The catastrophe annihilated 96% of all sea creatures and 70% of land species. The event is considered deadlier compared to dinosaur extinction. The March 2014 published research indicated that the extermination had taken place for more than 60,000 years.
Scientists hinted a multitude of hypothesis to the occurrence of the Permian extinction.
– a kind of microbe emitted huge amounts of methane into the planet’s atmosphere
– the occurrence was brought about by a sequence of volcanic explosions that discharged a lethal amount of carbon dioxide into the ozone
– volcanic eruptions resulted to destructive acidification
The most recent research published in Science believes that the “Great Dying” was initially triggered by the accelerated rise in temperatures. Scientists concluded this following the analysis of marine fossil records. At the same time, they used climate simulations to reconstruct the impact of intensifying temperatures hundreds of millions of years ago.

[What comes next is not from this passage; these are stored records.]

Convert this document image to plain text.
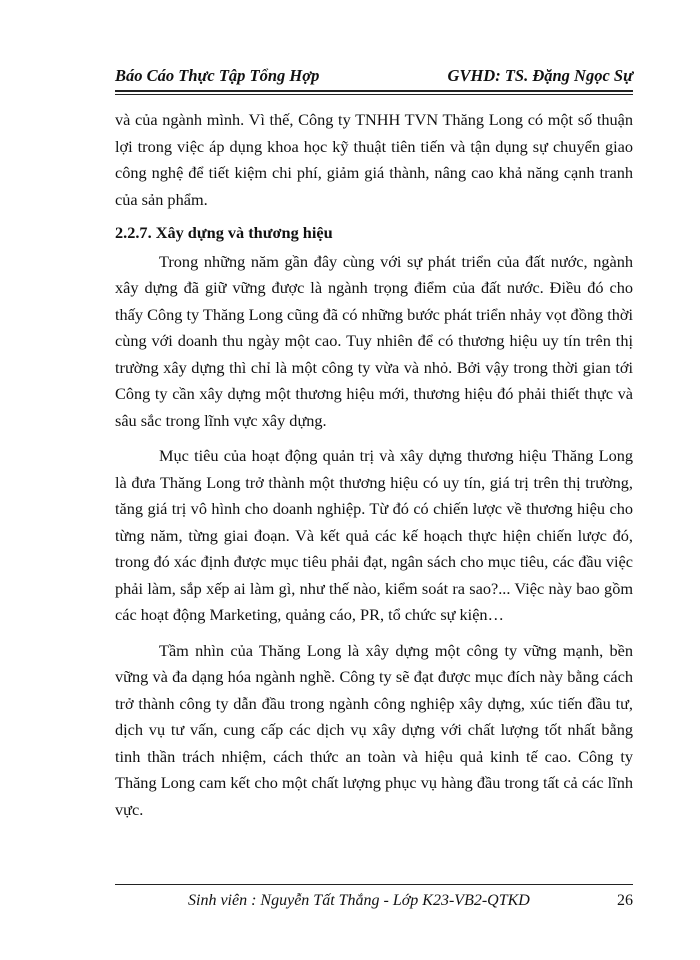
Báo Cáo Thực Tập Tổng Hợp	GVHD: TS. Đặng Ngọc Sự

và của ngành mình. Vì thế, Công ty TNHH TVN Thăng Long có một số thuận lợi trong việc áp dụng khoa học kỹ thuật tiên tiến và tận dụng sự chuyển giao công nghệ để tiết kiệm chi phí, giảm giá thành, nâng cao khả năng cạnh tranh của sản phẩm.

2.2.7. Xây dựng và thương hiệu

Trong những năm gần đây cùng với sự phát triển của đất nước, ngành xây dựng đã giữ vững được là ngành trọng điểm của đất nước. Điều đó cho thấy Công ty Thăng Long cũng đã có những bước phát triển nhảy vọt đồng thời cùng với doanh thu ngày một cao. Tuy nhiên để có thương hiệu uy tín trên thị trường xây dựng thì chỉ là một công ty vừa và nhỏ. Bởi vậy trong thời gian tới Công ty cần xây dựng một thương hiệu mới, thương hiệu đó phải thiết thực và sâu sắc trong lĩnh vực xây dựng.

Mục tiêu của hoạt động quản trị và xây dựng thương hiệu Thăng Long là đưa Thăng Long trở thành một thương hiệu có uy tín, giá trị trên thị trường, tăng giá trị vô hình cho doanh nghiệp. Từ đó có chiến lược về thương hiệu cho từng năm, từng giai đoạn. Và kết quả các kế hoạch thực hiện chiến lược đó, trong đó xác định được mục tiêu phải đạt, ngân sách cho mục tiêu, các đầu việc phải làm, sắp xếp ai làm gì, như thế nào, kiểm soát ra sao?... Việc này bao gồm các hoạt động Marketing, quảng cáo, PR, tổ chức sự kiện…

Tầm nhìn của Thăng Long là xây dựng một công ty vững mạnh, bền vững và đa dạng hóa ngành nghề. Công ty sẽ đạt được mục đích này bằng cách trở thành công ty dẫn đầu trong ngành công nghiệp xây dựng, xúc tiến đầu tư, dịch vụ tư vấn, cung cấp các dịch vụ xây dựng với chất lượng tốt nhất bằng tinh thần trách nhiệm, cách thức an toàn và hiệu quả kinh tế cao. Công ty Thăng Long cam kết cho một chất lượng phục vụ hàng đầu trong tất cả các lĩnh vực.

Sinh viên : Nguyễn Tất Thắng - Lớp K23-VB2-QTKD	26
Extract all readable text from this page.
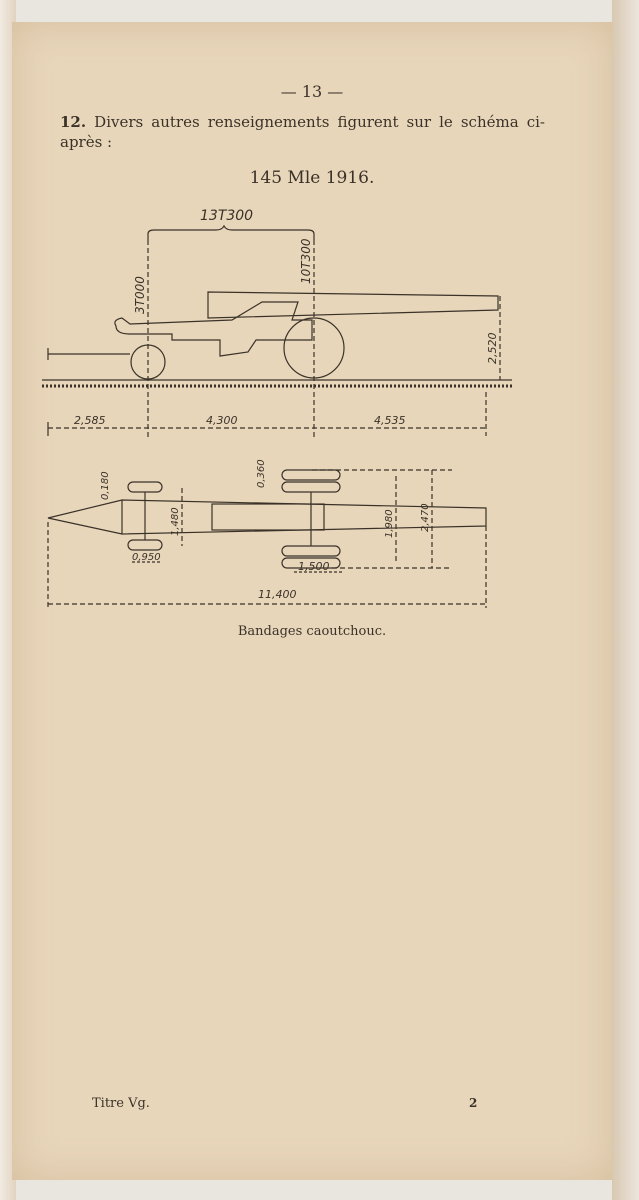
— 13 —
12. Divers autres renseignements figurent sur le schéma ci-après :
145 Mle 1916.
13T300
3T000
10T300
2,520
2,585	4,300	4,535
0,180	0,360
1,480	1,980	2,470
0,950
1,500
11,400
Bandages caoutchouc.
Titre Vg.	2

In the middle of the Permian extinction, volcanoes in Siberia spewed huge amounts of carbon dioxide into the air which intensified the planet’s temperature around 10°C. The hotter temperature made the oceans warmer depriving the water of oxygen including all the creatures that live in it. The depletion of life-giving oxygen caused the mass extinction of marine animals because of climate change.
The most affected were sea creatures most subtle to oxygen with the most distinct desolation at high altitudes a long way from the equator. When the group correlated their findings with the fossil record, it affirmed their study.
Scientists warned that the planet’s temperature levels could increase as high as 3°C above pre-industrial levels. Co-author of the research, Curtis Deutsch from the University of Washington said that from there, 10° will not be “that far from diminishing.”
Plants that thrive in the oceans give off up to 85% of the oxygen that we breathe. However, the volume of ocean water has been devoid of oxygen and has multiplied to four-fold for the past half-century. The researches indicate that oceans are dissipating oxygen in massive part due to human activity.
Scientists have shown what wiped out the marine life – suffocation. Currently, humans are going through the same atmospheric warming again. It is much faster compared to the “Great Dying” that displayed warming signs for more than 500,000 years before the occurrence itself.
“This is the first time that we have made a mechanistic prediction about what caused the extinction that can be directly tested with the fossil record, which then allows us to make predictions about the causes of extinction in the future,” said University of Washington oceanographer Justin Penn.
The Earth’s average temperature has increased to 0.8°C since 1880 and two-thirds of the acceleration has manifested since 1975. Since then the warming of the oceans continues to accelerate.